L’Institut Pasteur insiste sur le fait que les hospitalisations les plus graves et les décès concernent des non-vaccinés. Comment pousser les Algériens à se vacciner en masse ? C’est le casse-tête du moment. Le dernier rebond en termes de vaccination remonte à l’été dernier quand une meurtrière troisième vague a créé la panique, provoquant même des queues interminables devant les centres de vaccination. Faut-il attendre que la situation dégénère encore une fois pour que les Algériens se vaccinent ?

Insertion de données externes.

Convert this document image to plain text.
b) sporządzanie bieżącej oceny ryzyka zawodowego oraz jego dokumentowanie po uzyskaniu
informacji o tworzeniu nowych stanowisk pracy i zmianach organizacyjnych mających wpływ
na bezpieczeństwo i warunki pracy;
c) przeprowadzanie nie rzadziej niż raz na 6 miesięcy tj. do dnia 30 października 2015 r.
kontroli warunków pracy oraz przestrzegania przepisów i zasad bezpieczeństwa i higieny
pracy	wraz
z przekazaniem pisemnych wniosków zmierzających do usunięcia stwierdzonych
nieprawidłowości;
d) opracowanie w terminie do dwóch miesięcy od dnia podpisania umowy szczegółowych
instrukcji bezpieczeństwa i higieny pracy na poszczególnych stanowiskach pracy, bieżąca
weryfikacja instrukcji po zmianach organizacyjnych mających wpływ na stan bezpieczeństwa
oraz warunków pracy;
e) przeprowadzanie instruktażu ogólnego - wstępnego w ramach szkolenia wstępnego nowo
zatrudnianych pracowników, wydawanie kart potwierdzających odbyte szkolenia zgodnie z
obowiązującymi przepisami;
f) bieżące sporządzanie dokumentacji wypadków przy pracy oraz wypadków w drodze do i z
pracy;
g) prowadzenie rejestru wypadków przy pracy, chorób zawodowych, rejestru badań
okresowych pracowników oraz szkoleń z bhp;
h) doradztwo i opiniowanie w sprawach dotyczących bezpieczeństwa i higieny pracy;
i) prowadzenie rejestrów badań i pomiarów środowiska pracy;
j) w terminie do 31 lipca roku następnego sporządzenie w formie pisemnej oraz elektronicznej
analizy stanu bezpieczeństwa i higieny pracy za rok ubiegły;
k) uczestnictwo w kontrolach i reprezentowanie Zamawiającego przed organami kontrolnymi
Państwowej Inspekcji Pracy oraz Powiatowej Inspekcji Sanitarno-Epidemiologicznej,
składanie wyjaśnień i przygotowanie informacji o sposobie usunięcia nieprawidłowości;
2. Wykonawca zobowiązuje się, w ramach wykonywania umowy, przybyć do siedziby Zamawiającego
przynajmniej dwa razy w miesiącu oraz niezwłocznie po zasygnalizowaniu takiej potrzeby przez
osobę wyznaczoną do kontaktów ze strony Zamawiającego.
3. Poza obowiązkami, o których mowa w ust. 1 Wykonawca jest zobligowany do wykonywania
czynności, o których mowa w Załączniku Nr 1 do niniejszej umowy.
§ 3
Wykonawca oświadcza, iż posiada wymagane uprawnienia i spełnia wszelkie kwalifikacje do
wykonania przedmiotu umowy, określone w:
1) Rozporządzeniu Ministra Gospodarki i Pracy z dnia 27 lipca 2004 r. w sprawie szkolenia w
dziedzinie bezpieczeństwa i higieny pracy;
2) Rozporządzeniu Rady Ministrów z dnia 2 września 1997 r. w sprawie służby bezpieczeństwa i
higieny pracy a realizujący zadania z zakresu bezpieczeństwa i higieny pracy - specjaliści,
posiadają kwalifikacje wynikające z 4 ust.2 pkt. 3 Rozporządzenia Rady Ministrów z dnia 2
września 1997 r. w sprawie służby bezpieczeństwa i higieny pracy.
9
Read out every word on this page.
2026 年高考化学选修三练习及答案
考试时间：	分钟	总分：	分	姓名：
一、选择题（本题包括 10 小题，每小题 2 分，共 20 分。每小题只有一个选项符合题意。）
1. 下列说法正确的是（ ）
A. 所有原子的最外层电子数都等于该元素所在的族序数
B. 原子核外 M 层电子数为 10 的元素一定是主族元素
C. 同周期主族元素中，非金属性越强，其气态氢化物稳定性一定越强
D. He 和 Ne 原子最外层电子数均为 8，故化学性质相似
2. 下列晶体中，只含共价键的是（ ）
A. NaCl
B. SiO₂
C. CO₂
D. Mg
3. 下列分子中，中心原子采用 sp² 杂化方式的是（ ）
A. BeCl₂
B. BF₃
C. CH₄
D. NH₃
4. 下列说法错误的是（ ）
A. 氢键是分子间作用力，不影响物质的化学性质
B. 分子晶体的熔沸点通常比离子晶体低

*Instauration prochaine d’un pass vaccinal
Fin décembre, le gouvernement a annoncé l’instauration prochaine d’un pass vaccinal, document justifiant de la vaccination complète, pour toute personne âgée de plus de dix-huit ans. Selon le décret instaurant ce pass vaccinal, « la condition d’âge peut être révisée sur proposition de l’autorité sanitaire habilitée, après avis du conseil scientifique de suivi de l’évolution de la pandémie du coronavirus ». Car l’idée de faire vacciner les enfants commence à faire son chemin chez les autorités. Les cas de contaminations « familiales » sont en hausse ces dernières semaines, surtout via les écoliers, selon plusieurs experts, mais le ministère de l’Éducation nationale refuse d’en arriver à fermer les établissements. En décembre 2021, les autorités ont décidé, précipitamment, d’avancer la date des vacances scolaires d’hiver, prolongée exceptionnellement d’une semaine, en raison de la propagation du virus, notamment en milieu scolaire. Quant au pass sanitaire, il sera exigé par les services de contrôle sanitaire aux frontières pour l’entrée et la sortie du territoire. Ce document sera également demandé à l’entrée des stades et salles de sport, des piscines, des espaces accueillant séminaires et conférences, des salles de cinéma, des théâtres et musées, des salles des fêtes, des hammams, etc. Selon le professeur Réda Djidjik, chef du service immunologie à l’hôpital de Beni-Messous à Alger, « Il faudrait généraliser ce pass vaccinal même aux centres commerciaux et à toutes les institutions étatiques. Les personnes qui ne sont pas vaccinées ne pourront pas accéder à n’importe quelle institution, à n’importe quel centre commercial et à n’importe quelle activité. On va, ainsi, inciter d’une manière indirecte toute personne à se faire vacciner. »
Les prochaines semaines nous diront si ce pass vaccinal et la panique face à cette quatrième vague inciteront réellement les Algériens à aller se faire vacciner.